Four days after this apparition of an article was updated for the final time Andrew Bolt blogged that the ABC’s 7:30 Report had been less balanced in their coverage of the 2013 NSW bushfire emergency.

“Bushfire expert David Packham tried to tell 7.30 we had to burn our bush every 10 years to cut the leaf litter that turns our fires into infernos, a level of burning NSW doesn’t come close to reaching. But after just 69 words, 7.30 handed back his microphone to chatterers whose living depends on the warming scare – two green activists and a scientist from Climate System Science.”

Bolt quotes Packham describing the experience with the other taxpayer-funded national broadcaster to him.
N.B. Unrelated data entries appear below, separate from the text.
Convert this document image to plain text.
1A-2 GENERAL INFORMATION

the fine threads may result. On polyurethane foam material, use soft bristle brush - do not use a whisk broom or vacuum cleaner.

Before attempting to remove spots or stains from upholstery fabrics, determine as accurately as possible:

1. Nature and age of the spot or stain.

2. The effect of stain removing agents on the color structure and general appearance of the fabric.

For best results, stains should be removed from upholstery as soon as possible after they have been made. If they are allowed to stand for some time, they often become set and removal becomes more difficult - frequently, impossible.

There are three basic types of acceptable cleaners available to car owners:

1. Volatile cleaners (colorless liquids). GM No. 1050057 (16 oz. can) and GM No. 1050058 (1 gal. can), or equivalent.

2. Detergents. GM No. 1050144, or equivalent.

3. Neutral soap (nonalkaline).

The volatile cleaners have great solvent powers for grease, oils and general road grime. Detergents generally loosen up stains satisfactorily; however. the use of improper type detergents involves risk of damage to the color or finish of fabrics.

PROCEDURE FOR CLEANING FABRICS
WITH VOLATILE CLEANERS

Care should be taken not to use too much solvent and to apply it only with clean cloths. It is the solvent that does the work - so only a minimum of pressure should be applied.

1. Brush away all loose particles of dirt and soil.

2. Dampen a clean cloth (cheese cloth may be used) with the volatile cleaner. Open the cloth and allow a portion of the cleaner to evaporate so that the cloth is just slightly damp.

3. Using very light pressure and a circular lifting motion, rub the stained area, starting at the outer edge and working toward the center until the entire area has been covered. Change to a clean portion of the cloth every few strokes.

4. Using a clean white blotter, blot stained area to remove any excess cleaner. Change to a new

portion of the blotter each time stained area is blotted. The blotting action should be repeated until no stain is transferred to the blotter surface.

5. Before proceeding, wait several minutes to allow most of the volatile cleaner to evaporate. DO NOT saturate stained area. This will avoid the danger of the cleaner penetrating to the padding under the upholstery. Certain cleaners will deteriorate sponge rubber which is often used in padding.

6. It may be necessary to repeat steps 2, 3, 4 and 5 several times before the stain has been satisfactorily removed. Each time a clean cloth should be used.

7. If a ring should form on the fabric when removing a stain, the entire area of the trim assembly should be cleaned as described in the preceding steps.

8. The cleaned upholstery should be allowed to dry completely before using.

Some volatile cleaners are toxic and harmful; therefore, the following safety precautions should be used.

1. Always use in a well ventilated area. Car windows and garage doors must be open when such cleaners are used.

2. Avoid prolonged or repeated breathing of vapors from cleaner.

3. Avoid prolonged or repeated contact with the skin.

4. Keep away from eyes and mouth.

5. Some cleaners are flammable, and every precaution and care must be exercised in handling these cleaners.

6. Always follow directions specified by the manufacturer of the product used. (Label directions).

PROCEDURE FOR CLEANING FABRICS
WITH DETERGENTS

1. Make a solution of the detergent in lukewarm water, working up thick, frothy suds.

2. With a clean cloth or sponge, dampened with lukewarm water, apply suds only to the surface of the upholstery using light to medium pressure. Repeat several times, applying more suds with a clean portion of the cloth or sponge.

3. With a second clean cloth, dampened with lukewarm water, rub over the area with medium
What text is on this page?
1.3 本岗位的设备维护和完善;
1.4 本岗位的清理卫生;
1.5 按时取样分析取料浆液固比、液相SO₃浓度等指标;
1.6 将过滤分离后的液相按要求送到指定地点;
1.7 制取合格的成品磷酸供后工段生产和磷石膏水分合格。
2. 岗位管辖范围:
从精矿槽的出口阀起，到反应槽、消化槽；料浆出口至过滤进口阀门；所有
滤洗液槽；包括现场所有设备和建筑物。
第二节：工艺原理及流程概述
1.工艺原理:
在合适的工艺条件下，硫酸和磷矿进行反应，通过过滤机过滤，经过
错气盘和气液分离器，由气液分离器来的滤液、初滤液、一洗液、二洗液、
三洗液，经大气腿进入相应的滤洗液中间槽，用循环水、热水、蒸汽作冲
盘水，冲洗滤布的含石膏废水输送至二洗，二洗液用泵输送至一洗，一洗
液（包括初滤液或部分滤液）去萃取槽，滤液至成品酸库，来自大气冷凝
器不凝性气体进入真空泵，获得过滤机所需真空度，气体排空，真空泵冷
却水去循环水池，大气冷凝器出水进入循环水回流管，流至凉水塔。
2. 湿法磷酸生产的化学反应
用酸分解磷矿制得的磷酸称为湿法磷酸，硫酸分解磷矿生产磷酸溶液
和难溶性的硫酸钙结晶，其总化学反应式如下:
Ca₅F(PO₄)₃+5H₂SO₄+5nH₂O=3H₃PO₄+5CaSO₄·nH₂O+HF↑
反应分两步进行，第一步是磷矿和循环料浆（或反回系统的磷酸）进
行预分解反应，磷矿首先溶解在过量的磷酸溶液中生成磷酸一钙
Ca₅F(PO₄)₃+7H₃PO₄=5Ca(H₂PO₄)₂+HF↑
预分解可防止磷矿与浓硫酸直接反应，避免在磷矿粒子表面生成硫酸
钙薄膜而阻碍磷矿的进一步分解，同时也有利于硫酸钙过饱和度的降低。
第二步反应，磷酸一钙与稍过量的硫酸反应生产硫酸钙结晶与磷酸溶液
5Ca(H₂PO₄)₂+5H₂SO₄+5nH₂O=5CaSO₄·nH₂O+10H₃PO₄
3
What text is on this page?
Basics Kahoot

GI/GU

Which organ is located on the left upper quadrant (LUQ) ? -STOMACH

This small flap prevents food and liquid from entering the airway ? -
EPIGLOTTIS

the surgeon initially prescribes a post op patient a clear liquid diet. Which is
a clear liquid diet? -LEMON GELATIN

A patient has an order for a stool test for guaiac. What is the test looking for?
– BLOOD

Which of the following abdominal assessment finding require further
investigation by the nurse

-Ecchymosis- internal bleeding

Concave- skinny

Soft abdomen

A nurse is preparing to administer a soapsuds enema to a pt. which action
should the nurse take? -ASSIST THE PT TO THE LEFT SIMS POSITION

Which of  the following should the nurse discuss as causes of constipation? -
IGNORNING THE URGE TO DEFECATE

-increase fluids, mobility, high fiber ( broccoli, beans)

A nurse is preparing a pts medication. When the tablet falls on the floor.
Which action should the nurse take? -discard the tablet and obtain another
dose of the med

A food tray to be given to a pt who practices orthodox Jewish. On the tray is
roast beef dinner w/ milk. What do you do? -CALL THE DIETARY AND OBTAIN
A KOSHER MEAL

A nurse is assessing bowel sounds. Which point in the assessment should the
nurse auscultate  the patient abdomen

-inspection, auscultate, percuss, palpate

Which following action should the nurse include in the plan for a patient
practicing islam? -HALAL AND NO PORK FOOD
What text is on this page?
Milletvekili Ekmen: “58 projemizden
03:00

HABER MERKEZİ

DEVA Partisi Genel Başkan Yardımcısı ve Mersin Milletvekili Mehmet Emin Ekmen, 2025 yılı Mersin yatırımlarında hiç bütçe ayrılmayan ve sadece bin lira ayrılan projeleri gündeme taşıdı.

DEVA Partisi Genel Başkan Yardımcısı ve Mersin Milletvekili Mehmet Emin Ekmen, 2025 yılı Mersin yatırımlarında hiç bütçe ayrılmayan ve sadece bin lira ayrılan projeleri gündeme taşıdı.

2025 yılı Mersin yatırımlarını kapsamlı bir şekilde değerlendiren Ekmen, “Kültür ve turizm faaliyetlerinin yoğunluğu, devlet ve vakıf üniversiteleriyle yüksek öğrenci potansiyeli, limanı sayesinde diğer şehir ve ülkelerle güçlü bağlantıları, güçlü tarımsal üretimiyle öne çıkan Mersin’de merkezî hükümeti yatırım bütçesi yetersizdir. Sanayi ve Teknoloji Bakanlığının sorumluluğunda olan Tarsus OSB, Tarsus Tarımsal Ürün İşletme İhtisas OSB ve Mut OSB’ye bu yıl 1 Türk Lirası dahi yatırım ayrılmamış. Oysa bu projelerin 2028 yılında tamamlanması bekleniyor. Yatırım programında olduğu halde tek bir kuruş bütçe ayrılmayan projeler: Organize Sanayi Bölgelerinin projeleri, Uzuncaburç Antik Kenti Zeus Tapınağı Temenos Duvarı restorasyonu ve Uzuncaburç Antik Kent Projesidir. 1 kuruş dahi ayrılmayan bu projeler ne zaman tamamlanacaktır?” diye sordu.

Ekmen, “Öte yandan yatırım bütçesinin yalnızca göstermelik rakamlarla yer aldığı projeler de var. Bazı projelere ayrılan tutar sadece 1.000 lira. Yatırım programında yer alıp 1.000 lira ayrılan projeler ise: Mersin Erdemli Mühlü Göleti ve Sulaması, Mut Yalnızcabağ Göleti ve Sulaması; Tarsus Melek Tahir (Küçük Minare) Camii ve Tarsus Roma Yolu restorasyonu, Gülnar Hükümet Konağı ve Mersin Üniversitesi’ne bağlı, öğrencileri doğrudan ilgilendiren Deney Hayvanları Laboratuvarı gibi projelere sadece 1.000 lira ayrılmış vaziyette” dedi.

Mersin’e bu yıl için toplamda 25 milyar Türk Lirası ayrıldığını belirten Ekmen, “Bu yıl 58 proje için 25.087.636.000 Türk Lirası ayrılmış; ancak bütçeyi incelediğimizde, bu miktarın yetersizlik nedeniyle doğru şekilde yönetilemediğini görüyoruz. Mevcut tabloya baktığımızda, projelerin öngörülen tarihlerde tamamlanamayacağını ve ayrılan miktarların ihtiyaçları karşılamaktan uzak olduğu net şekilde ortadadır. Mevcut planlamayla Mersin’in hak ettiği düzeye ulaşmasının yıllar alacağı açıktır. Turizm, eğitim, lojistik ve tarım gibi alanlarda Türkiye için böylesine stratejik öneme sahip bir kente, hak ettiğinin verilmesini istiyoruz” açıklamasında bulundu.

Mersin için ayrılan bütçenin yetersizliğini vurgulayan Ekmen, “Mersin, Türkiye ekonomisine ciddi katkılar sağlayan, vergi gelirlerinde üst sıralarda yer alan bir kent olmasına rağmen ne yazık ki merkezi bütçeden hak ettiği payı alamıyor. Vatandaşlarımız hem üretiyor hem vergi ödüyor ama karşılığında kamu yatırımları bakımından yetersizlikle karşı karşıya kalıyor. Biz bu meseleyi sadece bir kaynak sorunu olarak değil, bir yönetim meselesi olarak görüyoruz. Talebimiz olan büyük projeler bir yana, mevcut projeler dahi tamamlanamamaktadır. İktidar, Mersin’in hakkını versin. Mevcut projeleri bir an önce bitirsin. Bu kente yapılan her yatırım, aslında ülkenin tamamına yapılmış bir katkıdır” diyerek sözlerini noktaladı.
“Briefly, at 7.30 request I came into Melbourne a three hour drive and spent 50 minutes with the 7.30 folk. I estimate about 35 minutes was in interview. I was asked to confirm that the fires in NSW were unprecedented in being so early in the season. I said no, they were not and offered information from Luke and Mc Arthur “Bushfires in Australia -1976” (Aust Govt Publishing Service) which was not accepted. When the question was put as to the role of global warming, again I said “not involved”. That was not an acceptable answer and it was clear that it did not fit with the predetermined agenda. My sadness at the termination of my life-long love of the ABC because of this very unethical journalism – at least of the news division – is not only sadness but also a touch of fear for our democracy.”